Global Income Trust is advised by CNL Global Income Advisors, LLC, which is an affiliate of the REIT’s sponsor, CNL Financial Group.

About Global Income Trust
Global Income Trust, a non-traded real estate investment trust, is designed to create a global portfolio that offers investors access to attractive income-oriented properties around the world. For more information, visit http://www.IncomeTrust.com.

About CNL Financial Group
CNL Financial Group (CNL) is a leading private investment management firm providing global real estate and alternative investments. Since inception in 1973, CNL and/or its affiliates have formed or acquired companies with more than $26 billion in assets. CNL is headquartered in Orlando, Florida. For more information, visit http://www.cnl.com.

About MGPA
MGPA Advisory (Singapore) Pte Ltd (“MGPA”) is a subsidiary of MGPA Limited. MGPA Limited is an independently managed private equity real estate investment advisory company focused on real estate investment in Europe and Asia. Through its network of offices in Europe and Asia, MGPA Limited currently manages US $11 billion (as of March 31, 2012) in assets through those two regions.

Statement Regarding Forward Looking Information
The following information contains forward-looking statements within the meaning of Section 27A of the Securities Act of 1933, as amended, and Section 21E of the Securities Exchange Act of 1934, as amended. These statements generally are characterized by the use of terms such as “may,” “will,” “should,” “plan,” “anticipate,” “estimate,” “intend,” “predict,” “believe” and “expect” or the negative of these terms or other comparable terminology. Although we believe that the expectations reflected in such forward-looking statements are based upon reasonable assumptions, our actual results could differ materially from those set forth in the forward-looking statements, including but not limited to, the factors detailed in our prospectus dated April 27, 2012, our Annual Report on Form 10-K for the year ended December 31, 2011, and other documents filed from time to time with the Securities and Exchange Commission.

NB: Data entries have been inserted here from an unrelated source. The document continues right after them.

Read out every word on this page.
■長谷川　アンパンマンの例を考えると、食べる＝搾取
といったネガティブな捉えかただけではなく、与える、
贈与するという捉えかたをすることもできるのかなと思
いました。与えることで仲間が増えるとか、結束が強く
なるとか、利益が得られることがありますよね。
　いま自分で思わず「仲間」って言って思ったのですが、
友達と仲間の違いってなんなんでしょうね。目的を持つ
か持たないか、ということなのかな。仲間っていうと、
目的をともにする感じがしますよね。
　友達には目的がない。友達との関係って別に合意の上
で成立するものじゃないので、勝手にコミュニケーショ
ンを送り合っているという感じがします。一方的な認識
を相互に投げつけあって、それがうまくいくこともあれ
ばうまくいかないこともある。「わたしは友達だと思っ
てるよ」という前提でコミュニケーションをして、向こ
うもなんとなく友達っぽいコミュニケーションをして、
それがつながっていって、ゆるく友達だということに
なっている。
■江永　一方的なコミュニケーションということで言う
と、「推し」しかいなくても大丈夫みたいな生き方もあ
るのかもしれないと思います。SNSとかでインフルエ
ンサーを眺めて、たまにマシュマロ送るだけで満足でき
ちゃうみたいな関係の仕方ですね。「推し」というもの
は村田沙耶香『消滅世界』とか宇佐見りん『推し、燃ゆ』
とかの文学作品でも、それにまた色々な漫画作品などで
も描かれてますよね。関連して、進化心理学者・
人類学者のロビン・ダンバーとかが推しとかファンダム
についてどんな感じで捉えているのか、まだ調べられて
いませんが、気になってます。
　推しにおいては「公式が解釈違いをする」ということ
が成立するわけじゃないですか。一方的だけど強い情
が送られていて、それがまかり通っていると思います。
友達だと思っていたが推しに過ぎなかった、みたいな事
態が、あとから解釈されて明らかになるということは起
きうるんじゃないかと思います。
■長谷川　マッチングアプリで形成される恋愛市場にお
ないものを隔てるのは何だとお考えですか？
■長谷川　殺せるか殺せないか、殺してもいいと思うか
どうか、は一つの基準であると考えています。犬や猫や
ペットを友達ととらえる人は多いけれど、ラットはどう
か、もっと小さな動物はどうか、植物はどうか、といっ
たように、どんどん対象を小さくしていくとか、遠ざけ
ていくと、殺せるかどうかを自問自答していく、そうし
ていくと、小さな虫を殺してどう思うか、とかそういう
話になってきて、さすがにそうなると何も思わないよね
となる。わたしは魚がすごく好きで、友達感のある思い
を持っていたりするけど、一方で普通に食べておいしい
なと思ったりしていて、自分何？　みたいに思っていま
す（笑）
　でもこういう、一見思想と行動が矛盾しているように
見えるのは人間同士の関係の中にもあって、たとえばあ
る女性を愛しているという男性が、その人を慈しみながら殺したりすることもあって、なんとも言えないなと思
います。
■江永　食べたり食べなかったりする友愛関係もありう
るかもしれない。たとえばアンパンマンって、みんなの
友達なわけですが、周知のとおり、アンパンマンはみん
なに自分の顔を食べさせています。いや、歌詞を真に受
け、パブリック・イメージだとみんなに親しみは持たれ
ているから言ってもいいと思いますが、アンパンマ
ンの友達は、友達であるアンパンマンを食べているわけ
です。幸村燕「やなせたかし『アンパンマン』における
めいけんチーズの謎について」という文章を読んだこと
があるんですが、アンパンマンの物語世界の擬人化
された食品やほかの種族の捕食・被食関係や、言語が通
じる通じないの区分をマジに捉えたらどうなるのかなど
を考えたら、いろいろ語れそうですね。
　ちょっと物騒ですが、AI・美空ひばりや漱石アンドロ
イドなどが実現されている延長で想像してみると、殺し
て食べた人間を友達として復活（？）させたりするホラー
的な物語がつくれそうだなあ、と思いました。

Some factors that might cause such a difference include, but are not limited to, the following: risks associated with our investment strategy; a worsening economic environment in the U.S. or globally (including financial market fluctuations); risks associated with real estate markets, including declining real estate values; the availability of proceeds from our offering of our shares; the lack of available debt for us or debt on acceptable terms; the use of debt to finance our business activities, including refinancing and interest rate risk and our failure to comply with debt covenants increased competition for properties and/or tenants; defaults or non-renewal of leases by tenants; failure to lease properties at all or on favorable terms, material adverse actions or omissions by any joint venture partners, increases in operating costs and other expenses; losses in excess of our insurance coverage, unknown liabilities of acquired properties; changes in government regulations or accounting rules, inaccuracies of our accounting estimates, our ability to identify and close on suitable investments, our ability to identify and close on suitable investments, and failure to maintain our REIT qualification. Given these uncertainties, we caution you not to place undue reliance on such statements. We undertake no obligation to publicly release the results of any revisions to these forward-looking statements that may be made to reflect future events or circumstances or to reflect the occurrence of unanticipated events.